Abstract
Since the advent of high-throughput sequencing methods, long non-coding RNAs (lncRNAs) have been emerging as important players in physiological and pathological conditions. Among them, APTR (Alu-mediated p21 transcriptional regulator) is a lncRNA upregulated in tumors. This RNA regulates the cell cycle by recruiting the PRC2 protein complex (Polycomb Repressive Complex 2) to the promoter region of p21 gene, inducing its suppression. In addition, APTR and p21 expressions are anti-correlated in glioblastoma patient samples. Exploring the possibility that APTR interact with other genomic sites and recruit other binding proteins, the present work shows that APTR interacts with more than 2,000 genomic loci. By intersecting a publicly available EZH2 dataset, I found that 115 DNA APTR bound sites are marked with EZH2. Moreover, a microarray study revealed that APTR regulates the expression of 274 genes, of which 43 are nearby an APTR associated DNA. Another pull-down assay uncovered 70 potential binding partners for APTR. BRD7 (Bromodomain-containing protein 7) and NFIC (Nuclear Factor I C) RNA Immunoprecipitation confirmed APTR interaction with these two transcription factors.

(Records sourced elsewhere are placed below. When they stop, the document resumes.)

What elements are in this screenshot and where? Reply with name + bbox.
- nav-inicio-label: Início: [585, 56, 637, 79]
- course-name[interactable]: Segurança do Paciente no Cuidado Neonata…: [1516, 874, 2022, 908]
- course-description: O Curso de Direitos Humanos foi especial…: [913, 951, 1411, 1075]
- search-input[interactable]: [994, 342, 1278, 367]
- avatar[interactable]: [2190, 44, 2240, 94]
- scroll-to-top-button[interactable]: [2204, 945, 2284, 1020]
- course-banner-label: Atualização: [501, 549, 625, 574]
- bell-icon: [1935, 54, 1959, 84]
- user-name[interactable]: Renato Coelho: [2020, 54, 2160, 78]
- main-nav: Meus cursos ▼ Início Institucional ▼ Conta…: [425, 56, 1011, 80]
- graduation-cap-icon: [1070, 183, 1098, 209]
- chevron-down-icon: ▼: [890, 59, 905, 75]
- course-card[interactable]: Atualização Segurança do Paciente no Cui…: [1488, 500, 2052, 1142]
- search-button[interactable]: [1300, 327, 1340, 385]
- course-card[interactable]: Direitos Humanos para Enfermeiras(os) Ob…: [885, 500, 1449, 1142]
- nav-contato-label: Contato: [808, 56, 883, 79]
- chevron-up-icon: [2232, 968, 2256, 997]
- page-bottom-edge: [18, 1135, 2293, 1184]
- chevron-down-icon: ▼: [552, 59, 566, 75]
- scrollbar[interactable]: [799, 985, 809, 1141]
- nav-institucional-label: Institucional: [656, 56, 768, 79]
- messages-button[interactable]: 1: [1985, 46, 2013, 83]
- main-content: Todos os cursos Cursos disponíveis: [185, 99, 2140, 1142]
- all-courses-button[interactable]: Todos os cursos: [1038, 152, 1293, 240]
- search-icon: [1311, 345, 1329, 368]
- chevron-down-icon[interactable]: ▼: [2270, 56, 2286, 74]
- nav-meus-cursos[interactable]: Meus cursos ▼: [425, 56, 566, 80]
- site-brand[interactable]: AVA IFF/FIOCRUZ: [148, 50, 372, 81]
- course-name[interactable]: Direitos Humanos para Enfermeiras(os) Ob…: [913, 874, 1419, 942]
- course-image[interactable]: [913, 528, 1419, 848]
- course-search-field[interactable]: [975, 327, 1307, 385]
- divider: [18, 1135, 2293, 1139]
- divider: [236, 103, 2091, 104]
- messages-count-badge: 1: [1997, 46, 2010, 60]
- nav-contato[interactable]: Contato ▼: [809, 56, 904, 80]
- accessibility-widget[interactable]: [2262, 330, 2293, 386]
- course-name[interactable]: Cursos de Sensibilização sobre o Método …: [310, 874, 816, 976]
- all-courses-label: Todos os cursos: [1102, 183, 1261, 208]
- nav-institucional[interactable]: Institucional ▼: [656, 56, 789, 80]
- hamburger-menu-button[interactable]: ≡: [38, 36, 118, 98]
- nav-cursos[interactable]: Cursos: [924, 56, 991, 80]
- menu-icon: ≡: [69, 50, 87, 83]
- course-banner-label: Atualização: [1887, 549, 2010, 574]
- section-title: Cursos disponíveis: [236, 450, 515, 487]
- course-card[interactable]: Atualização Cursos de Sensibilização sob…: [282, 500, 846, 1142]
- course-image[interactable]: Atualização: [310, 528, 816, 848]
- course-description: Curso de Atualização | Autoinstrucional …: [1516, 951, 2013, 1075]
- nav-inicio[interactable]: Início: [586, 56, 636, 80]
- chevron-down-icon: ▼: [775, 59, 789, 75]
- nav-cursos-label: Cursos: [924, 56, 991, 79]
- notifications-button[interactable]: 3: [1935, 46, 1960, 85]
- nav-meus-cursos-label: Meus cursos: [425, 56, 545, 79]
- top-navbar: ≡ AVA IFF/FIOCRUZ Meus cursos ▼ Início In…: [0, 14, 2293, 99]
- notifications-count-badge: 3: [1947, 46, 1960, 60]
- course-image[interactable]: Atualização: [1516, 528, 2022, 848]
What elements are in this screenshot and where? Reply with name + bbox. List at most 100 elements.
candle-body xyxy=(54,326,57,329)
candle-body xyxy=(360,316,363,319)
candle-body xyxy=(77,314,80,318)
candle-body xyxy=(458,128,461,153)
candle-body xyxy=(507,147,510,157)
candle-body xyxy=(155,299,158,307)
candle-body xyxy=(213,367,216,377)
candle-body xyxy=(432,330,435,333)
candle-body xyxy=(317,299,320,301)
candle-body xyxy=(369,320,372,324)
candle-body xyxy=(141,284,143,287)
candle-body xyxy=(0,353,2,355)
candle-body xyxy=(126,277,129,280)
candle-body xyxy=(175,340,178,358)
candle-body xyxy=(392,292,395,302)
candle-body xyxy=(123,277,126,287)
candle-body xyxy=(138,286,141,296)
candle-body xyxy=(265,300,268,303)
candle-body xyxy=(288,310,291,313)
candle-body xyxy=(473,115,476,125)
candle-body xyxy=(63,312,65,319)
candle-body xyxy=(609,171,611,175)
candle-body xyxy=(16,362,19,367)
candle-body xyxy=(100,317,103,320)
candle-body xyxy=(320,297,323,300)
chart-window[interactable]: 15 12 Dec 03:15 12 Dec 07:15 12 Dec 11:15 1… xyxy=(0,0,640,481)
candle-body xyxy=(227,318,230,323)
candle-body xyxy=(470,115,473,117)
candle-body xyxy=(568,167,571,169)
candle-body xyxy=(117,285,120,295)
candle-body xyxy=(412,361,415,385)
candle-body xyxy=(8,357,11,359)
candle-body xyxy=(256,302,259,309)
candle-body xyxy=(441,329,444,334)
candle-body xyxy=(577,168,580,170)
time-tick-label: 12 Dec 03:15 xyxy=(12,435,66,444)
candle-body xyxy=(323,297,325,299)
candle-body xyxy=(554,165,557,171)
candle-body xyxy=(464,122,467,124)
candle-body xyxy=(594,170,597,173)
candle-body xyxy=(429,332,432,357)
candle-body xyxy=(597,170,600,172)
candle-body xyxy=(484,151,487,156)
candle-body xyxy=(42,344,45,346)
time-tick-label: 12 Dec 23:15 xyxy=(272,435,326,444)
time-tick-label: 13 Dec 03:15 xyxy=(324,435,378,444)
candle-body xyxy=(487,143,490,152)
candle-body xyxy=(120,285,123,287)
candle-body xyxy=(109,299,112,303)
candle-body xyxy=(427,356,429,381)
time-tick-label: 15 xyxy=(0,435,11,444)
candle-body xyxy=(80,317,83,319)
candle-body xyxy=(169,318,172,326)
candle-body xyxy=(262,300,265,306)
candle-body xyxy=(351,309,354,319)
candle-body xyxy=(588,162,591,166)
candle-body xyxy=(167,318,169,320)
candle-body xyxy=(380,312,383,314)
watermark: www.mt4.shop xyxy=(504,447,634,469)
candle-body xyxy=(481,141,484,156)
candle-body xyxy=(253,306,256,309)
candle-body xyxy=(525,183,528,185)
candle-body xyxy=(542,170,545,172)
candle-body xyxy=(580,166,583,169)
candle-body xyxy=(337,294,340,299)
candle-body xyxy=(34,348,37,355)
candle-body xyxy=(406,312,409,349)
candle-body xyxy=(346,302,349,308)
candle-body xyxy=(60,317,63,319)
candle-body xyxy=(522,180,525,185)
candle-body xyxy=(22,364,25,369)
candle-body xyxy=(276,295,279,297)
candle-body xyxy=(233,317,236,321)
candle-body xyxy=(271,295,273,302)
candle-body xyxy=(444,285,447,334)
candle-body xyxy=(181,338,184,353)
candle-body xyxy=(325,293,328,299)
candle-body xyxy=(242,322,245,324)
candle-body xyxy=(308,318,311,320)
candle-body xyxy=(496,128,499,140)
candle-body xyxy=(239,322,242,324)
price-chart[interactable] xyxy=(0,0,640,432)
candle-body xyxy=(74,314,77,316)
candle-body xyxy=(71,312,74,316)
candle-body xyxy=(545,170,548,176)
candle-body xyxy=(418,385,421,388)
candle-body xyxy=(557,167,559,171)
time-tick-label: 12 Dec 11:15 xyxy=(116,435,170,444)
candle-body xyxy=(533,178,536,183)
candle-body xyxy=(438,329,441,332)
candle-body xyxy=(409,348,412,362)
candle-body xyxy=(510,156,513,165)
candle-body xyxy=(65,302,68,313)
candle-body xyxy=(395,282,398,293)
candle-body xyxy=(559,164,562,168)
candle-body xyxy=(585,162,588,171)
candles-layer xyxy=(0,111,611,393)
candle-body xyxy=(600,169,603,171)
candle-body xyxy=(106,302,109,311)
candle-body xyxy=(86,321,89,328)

This study also identified another lncRNA, LINC00152, as upregulated in 12 types of tumor, including glioblastomas. In addition, its upregulation is indicative of worse prognosis in 9 cancer types. LINC00152 knockdown decreases GBM cells anchorage-independent proliferation and cellular invasion. While overexpression induces these phenotypes. RNA-seq experiment revealed that LINC00152 controls the expression of genes involved in epithelial-to-mesenchymal transition. A protein bound stem-loop at the 3’ end of LINC00152, identified by PARIS, Ribo-seq and secondary structure prediction data, is sufficient to increase invasion of glioblastoma cell lines. Overexpression of LINC00152 stem-loop mutants suggests that stem formation in the hairpin is essential for LINC00152 function.
Finally, because of their high expression in glioblastomas, APTR and LINC00152 may serve as biomarkers for development and progression of patients with this cancer. In addition, since it is upregulated in 12 different tumors and its upregulation indicates worse outcomes in 9 of them, LINC00152 may serve as a biomarker for patient prognosis.